# Clubs and Trainers in Pittsburgh, Pa



## hunter211 (Jun 22, 2010)

Does anyone know of any gsd clubs and or trainers in the Pittsburgh area?


----------



## FuryanGoddess (Dec 26, 2009)

Pittsburgh K9 Dog Training - Obedience, Puppy classes, dog trainer

Not sure how good they are. Video's are nice. Dogs seemed well trained. 

Canine Concepts,Pittsburgh,dog training,obedience,dog trainer,freestyle,rally
Barb Levenson Dog Training - Pennhills, PA- Barb Levenson Dog Training Centers - Penn Hills, PA - Home Page
Obedience Tracking Agility Dog Training Club


----------



## hunter211 (Jun 22, 2010)

Thank You!!!


----------



## Gsdldy (May 7, 2010)

Also Bushyrun kennel club in Irwin, they do training classes as well as akc events. Mountaineer kennel club closer to Uniontown, not sure where exactly you are located, this is the one I'm a member of and train with. 

Also Westmoreland county obediance training club
http://www.wcotc-dogs.com/

Theres another one, but I cant remember the name, a friend of mine trains with them. She say's they are really good and fun to work with. I will get their name and info off her for you.

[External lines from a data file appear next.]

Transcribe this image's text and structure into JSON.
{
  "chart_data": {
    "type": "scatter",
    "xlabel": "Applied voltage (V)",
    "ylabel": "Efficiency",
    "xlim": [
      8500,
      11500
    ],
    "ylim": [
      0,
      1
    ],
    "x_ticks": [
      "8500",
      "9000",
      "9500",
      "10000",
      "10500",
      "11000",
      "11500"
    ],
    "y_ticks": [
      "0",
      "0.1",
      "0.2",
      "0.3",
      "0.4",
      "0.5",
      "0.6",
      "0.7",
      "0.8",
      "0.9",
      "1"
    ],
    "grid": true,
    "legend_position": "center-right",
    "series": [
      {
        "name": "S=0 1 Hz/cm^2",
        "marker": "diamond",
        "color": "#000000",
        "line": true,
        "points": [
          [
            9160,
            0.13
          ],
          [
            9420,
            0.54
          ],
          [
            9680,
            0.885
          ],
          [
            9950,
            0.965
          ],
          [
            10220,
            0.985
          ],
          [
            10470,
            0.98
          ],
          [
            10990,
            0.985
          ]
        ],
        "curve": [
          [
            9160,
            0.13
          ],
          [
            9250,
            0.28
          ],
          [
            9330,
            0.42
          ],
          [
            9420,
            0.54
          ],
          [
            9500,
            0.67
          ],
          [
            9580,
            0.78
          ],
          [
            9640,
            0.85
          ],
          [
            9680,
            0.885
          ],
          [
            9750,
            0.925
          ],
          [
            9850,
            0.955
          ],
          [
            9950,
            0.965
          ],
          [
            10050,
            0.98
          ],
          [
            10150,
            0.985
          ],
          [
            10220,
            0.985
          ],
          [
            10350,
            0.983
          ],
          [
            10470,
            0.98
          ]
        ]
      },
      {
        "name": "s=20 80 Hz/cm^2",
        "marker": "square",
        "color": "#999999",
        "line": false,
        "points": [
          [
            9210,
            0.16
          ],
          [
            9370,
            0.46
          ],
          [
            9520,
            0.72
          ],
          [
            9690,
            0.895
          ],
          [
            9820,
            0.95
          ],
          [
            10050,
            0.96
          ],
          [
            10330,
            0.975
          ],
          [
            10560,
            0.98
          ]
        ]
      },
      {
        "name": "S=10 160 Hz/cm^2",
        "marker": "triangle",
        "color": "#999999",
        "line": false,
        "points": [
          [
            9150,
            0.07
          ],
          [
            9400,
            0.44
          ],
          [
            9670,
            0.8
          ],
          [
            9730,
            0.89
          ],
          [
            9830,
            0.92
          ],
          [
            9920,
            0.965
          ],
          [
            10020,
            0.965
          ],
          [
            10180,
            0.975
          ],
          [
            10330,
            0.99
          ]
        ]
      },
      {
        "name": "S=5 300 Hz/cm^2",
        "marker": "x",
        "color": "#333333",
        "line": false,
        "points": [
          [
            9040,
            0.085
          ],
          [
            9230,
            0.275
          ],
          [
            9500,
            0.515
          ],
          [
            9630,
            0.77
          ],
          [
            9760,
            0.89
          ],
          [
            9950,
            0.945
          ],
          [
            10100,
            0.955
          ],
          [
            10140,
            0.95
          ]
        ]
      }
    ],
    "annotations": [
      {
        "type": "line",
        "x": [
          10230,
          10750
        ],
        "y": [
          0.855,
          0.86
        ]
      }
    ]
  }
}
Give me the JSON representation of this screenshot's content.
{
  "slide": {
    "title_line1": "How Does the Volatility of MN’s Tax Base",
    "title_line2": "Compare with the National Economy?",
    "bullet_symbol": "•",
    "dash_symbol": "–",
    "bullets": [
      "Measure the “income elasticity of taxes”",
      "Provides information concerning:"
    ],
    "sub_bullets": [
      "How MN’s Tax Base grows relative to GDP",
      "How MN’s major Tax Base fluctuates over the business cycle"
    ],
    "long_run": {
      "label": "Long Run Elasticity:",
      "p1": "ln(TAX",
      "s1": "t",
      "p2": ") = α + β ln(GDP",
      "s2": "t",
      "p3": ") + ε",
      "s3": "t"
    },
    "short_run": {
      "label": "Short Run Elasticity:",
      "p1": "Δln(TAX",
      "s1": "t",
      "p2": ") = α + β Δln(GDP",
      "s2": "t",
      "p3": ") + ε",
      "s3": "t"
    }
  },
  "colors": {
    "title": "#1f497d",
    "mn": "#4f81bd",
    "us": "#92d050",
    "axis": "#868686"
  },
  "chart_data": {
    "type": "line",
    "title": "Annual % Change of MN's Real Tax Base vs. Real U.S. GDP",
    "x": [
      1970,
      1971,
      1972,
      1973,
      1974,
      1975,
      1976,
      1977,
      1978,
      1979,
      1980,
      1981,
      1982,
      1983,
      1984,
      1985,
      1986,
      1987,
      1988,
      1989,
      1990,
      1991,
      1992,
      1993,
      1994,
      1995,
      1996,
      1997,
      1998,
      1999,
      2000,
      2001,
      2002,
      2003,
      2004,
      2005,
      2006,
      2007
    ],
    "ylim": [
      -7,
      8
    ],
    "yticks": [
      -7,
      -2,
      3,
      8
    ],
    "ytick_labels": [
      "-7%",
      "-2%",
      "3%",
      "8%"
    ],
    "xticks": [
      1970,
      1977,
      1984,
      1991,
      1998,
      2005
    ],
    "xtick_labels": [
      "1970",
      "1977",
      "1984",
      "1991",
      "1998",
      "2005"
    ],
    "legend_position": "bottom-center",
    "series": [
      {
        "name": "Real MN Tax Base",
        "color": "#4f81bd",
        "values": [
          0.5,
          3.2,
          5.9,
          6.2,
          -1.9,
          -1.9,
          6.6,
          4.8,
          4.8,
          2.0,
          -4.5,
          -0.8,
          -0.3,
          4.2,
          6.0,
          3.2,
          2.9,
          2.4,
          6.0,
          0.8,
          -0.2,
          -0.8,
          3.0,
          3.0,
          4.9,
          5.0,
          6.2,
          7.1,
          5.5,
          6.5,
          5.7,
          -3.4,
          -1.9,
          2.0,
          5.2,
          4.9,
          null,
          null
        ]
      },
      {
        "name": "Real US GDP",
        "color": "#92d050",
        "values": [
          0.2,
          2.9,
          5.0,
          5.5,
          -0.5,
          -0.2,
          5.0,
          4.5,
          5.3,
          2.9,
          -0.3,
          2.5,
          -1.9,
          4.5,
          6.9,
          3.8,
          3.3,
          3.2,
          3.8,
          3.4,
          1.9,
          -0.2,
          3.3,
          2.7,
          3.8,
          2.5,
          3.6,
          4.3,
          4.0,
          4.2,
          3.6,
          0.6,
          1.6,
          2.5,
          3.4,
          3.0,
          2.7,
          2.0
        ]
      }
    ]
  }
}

I dont know this one but i have seen them advertised
Professional All Breed Dog Training and Grooming Services,basic and advanced obeidence training,puppy development,behavior modification,on and off leash programs,consultations, p,>


----------



## hunter211 (Jun 22, 2010)

Thank you i really appreciate ate, im from pittsburgh


----------



## DangerousBeauty (Jul 8, 2010)

FuryanGoddess said:


> Pittsburgh K9 Dog Training - Obedience, Puppy classes, dog trainer
> 
> Not sure how good they are. Video's are nice. Dogs seemed well trained.
> 
> ...


Pittsburgh K9 is where my sister got my dog. She says that Ed Fields is very good. I have only talked to him once or twice.


----------



## wjk2466 (Feb 22, 2018)

i know this post is from 2010 but after a search i didn't come across much other then older post such as this, thought id try and reach someone. i'm looking for a trainer in Pittsburgh or surrounding areas. i don't want groups, somewhere that trains working dogs as well as basic-advanced obedience. my GSD has the basic obedience fundamentals down i'm looking more for a trainer that trains the handler rather then just the dog. thank you


----------